Au final, nous nous plaisons tellement dans cette magnifique demeure que nous entendons à peine le gardien appeler pour dire qu’il va fermer la porte ! En effet, on nous avait signalé à l’entrée que le château ferme à 17h30. Aussi, quand des appels du gardien ont retenti vers 17h15, sans qu’on ne comprenne rien de ce qui était dit car nous étions dans les étages (il faut surtout avouer que l’accent écossais ne joue pas en notre faveur… ), on n’a pas pensé qu’il voulait déjà fermer ! Heureusement que n°4 était en bas, car c’est lui a réussi à faire comprendre au gardien que sa famille était encore à l’intérieur.

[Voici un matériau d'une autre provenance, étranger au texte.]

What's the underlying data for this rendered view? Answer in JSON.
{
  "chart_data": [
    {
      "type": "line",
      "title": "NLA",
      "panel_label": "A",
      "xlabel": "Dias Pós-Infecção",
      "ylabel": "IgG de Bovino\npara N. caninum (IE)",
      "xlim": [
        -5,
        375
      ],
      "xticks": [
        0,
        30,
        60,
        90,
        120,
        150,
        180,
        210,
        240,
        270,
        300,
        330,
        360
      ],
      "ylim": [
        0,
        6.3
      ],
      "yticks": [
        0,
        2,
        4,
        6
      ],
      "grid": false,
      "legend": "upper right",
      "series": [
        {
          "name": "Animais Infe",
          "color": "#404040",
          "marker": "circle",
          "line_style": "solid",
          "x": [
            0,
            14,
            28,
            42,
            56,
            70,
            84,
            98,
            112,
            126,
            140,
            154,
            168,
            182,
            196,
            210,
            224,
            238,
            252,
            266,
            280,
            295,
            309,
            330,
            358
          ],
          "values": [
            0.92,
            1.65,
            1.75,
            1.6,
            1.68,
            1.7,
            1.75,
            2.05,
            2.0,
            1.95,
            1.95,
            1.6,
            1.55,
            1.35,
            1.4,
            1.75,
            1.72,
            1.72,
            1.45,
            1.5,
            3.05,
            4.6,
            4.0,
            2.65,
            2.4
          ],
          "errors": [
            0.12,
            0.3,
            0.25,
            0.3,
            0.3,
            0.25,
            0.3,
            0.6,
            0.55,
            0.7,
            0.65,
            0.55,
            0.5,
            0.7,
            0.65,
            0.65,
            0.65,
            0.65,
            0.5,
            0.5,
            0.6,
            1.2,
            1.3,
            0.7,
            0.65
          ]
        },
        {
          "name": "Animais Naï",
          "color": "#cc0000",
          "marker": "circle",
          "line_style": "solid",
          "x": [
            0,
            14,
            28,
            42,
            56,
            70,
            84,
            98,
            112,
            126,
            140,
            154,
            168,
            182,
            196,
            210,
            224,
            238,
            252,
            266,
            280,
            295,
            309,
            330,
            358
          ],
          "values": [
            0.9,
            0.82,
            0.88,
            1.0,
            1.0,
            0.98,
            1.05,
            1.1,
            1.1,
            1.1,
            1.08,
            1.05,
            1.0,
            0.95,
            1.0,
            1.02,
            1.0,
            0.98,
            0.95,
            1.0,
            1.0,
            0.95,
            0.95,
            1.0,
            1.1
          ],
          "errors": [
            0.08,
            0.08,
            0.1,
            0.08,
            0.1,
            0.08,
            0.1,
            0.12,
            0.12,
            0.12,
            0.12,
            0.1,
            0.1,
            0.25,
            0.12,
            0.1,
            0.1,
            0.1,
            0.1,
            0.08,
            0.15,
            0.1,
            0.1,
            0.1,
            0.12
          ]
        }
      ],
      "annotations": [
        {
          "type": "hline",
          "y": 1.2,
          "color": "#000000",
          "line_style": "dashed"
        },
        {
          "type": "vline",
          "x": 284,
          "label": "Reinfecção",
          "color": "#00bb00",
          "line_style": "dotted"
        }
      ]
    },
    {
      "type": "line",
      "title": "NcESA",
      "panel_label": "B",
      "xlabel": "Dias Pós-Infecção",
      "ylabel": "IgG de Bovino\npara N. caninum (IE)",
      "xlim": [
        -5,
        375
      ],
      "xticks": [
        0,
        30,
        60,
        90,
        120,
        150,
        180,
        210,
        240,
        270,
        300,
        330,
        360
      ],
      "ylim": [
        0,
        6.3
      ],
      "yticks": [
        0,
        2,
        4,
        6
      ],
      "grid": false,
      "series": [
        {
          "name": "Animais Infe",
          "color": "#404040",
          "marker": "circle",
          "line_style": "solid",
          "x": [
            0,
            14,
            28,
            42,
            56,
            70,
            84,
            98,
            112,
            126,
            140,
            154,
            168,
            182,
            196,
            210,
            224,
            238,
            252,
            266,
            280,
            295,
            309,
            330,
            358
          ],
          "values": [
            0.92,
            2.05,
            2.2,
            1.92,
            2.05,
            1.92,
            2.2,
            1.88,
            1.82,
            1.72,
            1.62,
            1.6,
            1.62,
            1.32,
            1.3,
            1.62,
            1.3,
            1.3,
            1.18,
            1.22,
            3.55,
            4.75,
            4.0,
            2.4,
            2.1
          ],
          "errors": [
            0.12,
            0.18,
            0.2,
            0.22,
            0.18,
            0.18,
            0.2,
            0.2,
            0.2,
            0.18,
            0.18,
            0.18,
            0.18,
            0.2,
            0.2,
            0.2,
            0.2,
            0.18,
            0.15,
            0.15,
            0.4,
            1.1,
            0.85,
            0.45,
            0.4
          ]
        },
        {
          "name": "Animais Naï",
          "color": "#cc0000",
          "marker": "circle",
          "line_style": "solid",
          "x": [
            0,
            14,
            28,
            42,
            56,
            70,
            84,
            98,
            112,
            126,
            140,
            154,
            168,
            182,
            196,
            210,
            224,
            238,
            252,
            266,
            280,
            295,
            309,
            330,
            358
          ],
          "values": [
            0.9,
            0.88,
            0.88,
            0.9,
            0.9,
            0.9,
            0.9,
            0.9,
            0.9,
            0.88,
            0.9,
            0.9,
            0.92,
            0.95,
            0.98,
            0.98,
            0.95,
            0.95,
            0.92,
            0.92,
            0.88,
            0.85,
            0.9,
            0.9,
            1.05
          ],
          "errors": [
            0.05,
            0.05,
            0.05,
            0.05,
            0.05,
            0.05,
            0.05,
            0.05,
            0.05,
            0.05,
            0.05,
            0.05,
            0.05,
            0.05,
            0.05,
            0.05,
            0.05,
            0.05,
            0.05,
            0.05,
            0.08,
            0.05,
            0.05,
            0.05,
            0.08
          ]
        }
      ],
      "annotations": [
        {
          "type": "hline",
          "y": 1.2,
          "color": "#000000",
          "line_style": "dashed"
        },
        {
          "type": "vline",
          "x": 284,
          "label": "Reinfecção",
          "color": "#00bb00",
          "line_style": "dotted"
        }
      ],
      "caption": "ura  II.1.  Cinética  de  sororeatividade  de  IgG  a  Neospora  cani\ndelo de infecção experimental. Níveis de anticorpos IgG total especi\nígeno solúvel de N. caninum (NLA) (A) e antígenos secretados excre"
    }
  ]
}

Le gardien était d’ailleurs très sympa, et touché que nous aimions tant son château. Il nous a demandé comment dire en français « Je vais fermer la porte du château » :-) et il a ensuite proposé à n°4 (devenu son copain, visiblement !) de fermer lui-même la grosse serrure de la porte. Mais c’était trop difficile, dommage.

Bref, nous avons failli y passer la nuit…

Bon, il n’est quand même que 17h30 (ces écossais n’ont décidément pas les mêmes horaires que nous), et nous décidons donc de profiter du parc de jeux qui nous attire juste à côté, au bord d’une rivière. Le parking semble être désert, en plus ! C’est vraiment un endroit charmant, et bien équipé. Toboggans, balançoires et tyrolienne font le plaisir des enfants de tous âges. Nous sommes quasiment seuls à profiter de cet espace très agréable. Ils doivent tous être en train de dîner, à cette heure tardive ;-)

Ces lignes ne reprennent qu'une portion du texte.